I fisted my hands beside my forehead. “We need to check that chopshop, Digo. The one in the Vid Zone. That's where
all
the information will be.”

“How do you know?”

I couldn't very well admit to getting picked up by the cops. My cred was already in the shitter – suspected dealings with the police would only make it worse. So I lied. Flat out. “When I escaped the place, I was beyond lost. None of my shit was working. But when I hitched out, I was in the Third Junction. That's walking distance from the Zone.”

“Coincidence.”

“Like hell.”

I could practically hear his teeth click together from across the room.

“Malik Reed said to get him evidence,” I pressed, dropping my hands to grip my thighs and pin him with a stare. “That tablet is evidence.”

He waved the unit at me. “This is enough to turn just about anyone on
me
, Riko. Look at what
you
did after a cursory examination.” A none-too-subtle nod to Laila's ruined door.

“Eat my dick,” I shot back. “You sent me into a trap at Plato's.”

His nostrils flared; that look he got when I'd just said something he found offensive. “The hell I did.”

Oh, for fuck's sake. I didn't have the time or the patience to play the blame game anymore. He said, she said, they
all
had something to say, and right now, I was way too confused to sort it all out. “Look,” I said sharply, once more surging to my feet with way more energy than I would have figured I'd had stored.

Digo took a barefoot step back.

My heart slammed again. I forced myself to stay still, hands fisted at my side.

Christ on a pipe, I wanted to hurt something.

His expression told me I wasn't hiding it.

“Look,” I repeated, deliberately going for calm. “Taylor Jax sent me to Jim.”

Digo wasn't enough of an actor to mask his surprise.
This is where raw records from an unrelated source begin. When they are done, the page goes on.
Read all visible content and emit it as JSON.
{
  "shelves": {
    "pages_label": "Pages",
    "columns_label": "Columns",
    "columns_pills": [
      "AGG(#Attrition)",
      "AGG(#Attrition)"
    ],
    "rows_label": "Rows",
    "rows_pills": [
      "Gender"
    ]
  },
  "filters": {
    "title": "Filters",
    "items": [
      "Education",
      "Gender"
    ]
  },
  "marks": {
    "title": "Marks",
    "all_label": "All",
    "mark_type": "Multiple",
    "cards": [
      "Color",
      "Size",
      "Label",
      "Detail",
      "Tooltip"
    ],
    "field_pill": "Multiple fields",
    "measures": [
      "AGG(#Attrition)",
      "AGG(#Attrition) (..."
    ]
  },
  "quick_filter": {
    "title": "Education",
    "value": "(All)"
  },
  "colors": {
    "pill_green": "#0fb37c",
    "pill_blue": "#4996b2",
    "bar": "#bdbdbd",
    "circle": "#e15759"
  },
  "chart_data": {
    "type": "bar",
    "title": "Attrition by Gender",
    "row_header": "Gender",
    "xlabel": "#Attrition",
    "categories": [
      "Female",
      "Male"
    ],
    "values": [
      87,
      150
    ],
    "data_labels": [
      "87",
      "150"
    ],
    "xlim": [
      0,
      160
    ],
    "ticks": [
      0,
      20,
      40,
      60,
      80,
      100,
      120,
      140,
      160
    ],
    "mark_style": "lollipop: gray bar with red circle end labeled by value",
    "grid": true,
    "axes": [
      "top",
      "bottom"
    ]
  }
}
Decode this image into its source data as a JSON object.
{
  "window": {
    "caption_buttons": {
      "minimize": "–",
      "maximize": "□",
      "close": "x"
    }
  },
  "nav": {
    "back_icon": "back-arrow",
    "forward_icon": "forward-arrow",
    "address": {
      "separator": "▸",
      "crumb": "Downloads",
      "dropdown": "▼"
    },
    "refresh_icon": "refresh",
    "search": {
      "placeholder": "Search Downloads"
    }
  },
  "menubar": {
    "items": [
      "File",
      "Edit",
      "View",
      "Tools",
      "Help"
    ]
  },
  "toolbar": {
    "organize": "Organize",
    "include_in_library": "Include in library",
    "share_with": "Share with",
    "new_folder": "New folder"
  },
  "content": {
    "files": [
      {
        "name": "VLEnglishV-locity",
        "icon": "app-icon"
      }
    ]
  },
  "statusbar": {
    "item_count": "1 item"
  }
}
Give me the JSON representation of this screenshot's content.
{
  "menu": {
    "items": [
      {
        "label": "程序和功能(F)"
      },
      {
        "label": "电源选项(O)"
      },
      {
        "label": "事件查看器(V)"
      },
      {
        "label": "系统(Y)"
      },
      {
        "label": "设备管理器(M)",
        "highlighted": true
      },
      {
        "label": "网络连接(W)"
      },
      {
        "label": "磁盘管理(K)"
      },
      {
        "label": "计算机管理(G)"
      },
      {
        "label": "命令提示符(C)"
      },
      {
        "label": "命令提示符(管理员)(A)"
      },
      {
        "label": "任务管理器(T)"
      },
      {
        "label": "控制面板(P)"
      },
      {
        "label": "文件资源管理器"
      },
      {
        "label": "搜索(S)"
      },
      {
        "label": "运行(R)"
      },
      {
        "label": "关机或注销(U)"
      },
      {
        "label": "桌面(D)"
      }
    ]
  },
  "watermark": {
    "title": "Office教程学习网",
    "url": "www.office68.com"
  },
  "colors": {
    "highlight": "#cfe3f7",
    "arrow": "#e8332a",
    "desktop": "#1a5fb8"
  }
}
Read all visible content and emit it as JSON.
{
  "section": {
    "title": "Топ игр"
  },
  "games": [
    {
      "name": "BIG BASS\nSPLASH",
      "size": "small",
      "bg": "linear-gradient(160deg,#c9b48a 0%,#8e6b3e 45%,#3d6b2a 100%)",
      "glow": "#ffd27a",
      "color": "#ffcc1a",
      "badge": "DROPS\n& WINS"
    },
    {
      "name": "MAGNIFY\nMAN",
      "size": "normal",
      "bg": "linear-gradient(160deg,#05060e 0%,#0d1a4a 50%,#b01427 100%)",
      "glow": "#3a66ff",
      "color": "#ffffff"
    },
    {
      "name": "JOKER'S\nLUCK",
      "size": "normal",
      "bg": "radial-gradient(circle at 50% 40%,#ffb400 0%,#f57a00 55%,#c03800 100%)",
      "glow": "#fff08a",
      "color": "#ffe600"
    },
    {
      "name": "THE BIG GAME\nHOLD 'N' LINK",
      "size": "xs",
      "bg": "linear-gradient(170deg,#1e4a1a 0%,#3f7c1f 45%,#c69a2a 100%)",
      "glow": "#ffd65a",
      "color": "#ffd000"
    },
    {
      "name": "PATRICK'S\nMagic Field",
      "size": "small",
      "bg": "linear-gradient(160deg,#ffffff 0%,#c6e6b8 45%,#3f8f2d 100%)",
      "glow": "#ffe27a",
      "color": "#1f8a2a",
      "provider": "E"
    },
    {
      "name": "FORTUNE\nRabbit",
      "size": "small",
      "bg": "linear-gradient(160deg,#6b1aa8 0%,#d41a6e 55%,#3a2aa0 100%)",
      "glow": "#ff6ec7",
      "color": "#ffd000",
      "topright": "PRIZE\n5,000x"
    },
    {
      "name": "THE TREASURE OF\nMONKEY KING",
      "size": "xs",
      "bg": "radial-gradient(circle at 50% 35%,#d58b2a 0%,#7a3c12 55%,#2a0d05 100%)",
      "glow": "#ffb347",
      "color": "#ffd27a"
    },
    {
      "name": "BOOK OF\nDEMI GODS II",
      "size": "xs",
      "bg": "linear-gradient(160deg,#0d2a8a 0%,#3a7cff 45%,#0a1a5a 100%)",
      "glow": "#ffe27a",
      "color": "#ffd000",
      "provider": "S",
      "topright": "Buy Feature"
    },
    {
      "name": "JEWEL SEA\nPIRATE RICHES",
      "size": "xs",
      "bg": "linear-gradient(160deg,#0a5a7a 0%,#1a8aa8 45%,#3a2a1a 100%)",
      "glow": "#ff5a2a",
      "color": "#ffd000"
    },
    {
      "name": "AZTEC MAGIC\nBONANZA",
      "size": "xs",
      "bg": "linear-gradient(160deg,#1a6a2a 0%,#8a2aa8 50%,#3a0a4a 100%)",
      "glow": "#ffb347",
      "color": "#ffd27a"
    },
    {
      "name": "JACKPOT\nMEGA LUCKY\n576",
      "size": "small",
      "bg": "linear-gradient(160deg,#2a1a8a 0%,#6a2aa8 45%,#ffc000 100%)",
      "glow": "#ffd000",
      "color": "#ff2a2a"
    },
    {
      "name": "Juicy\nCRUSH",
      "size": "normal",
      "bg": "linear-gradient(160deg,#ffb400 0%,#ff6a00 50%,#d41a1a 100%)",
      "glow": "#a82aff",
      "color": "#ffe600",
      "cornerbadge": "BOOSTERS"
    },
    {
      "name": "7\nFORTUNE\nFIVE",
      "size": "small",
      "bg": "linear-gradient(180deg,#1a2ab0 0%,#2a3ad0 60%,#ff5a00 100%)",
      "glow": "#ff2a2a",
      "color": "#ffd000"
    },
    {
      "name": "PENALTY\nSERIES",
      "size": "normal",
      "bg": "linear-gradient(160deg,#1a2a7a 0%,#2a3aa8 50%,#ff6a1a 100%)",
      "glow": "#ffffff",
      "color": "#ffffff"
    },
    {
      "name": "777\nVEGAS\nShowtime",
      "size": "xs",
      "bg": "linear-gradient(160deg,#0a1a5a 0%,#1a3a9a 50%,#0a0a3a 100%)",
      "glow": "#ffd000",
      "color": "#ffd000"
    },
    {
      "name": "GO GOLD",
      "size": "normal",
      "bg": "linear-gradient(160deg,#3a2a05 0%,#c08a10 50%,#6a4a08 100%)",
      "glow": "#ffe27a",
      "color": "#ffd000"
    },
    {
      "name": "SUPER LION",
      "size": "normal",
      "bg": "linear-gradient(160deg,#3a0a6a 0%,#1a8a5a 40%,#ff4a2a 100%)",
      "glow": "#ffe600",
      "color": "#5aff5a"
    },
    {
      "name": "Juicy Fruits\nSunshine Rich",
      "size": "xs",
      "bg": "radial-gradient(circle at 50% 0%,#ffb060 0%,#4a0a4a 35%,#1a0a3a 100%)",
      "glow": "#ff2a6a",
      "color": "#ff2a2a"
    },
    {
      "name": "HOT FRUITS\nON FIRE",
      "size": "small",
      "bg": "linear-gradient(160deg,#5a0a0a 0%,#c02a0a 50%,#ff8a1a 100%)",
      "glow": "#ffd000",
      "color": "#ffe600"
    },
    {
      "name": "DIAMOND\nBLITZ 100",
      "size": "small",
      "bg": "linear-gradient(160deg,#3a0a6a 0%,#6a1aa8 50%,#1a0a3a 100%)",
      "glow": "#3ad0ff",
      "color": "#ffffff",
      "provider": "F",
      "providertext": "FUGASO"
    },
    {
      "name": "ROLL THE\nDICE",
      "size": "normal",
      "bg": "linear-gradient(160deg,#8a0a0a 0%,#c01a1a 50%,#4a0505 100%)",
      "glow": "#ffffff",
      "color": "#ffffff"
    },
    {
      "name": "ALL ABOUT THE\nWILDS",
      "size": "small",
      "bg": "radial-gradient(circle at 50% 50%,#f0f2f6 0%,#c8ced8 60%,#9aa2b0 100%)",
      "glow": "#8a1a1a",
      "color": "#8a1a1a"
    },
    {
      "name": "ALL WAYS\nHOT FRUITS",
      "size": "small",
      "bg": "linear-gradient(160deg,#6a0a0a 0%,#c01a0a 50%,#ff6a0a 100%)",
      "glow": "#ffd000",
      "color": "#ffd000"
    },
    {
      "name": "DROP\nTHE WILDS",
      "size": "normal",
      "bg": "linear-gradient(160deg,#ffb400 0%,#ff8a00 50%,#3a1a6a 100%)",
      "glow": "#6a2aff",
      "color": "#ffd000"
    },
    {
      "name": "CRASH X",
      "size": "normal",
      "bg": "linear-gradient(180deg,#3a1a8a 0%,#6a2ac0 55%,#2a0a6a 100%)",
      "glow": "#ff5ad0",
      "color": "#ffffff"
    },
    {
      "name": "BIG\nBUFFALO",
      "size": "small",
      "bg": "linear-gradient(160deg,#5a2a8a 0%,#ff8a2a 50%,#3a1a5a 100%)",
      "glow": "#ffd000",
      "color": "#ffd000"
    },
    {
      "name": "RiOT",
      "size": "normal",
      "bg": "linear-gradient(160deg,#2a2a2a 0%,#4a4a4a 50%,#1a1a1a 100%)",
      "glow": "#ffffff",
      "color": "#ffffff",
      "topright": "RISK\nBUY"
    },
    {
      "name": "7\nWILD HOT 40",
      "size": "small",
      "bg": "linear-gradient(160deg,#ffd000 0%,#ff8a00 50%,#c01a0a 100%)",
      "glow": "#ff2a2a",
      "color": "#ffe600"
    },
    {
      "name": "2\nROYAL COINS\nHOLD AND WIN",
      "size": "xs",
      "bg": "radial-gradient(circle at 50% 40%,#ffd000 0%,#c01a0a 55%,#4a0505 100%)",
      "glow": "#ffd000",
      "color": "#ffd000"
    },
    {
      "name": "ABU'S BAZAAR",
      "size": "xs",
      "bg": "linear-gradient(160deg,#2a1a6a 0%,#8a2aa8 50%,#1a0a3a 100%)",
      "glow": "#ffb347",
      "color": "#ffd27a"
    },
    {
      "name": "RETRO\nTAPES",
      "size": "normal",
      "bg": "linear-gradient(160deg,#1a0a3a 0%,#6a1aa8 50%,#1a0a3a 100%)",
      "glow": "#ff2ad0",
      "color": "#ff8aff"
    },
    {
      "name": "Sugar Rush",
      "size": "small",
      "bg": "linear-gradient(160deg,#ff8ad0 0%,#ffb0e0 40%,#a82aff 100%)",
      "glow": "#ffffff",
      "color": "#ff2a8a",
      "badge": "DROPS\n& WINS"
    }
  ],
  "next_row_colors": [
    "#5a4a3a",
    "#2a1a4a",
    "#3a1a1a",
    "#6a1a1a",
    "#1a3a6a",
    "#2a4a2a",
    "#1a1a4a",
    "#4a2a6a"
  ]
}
“Yeah,” I said to his silent question. “It surprised me, too. You know what else surprised me?” When he only looked at me, that same wariness warning me I was sprouting another head right in front of his eyes, I bared my teeth. “That you hired him to go looking for me.”

The black fan of his lashes narrowed. I expected him to deny it. He didn't bother. “I used what I could.”

“Yeah, well.” I rolled my shoulder uncomfortably. Not because it hurt – the ache had mellowed, finally – but because I didn't know what else to do. “Thanks, at least, for trying.” His mouth tightened, and I shot him a faint, bitter smile. “Even if you only wanted to find me to kill me.”

He didn't deny that, either. “Jax failed.”

“And he knows it.” A shaft of amusement split my anger into something mildly more tolerable. I took a deep breath. “Thanks for that, too. Humility burns Jax like holy water.”

Indigo held my gaze for a quiet moment, his face unreadable. The tension in his shoulders eased a fraction. “Yeah, well.” A repeat of my own discomfort. “You're welcome.”

We stood awkwardly for a moment, caught in a tangled web of our uncertainties. Old friendships, new hatreds. So much doubt.

I didn't know how to address it – any of it. All I could do was try to find the information that would explain all of this – my memory gap, Nanji's conversion. I had to make this better the only way I knew how.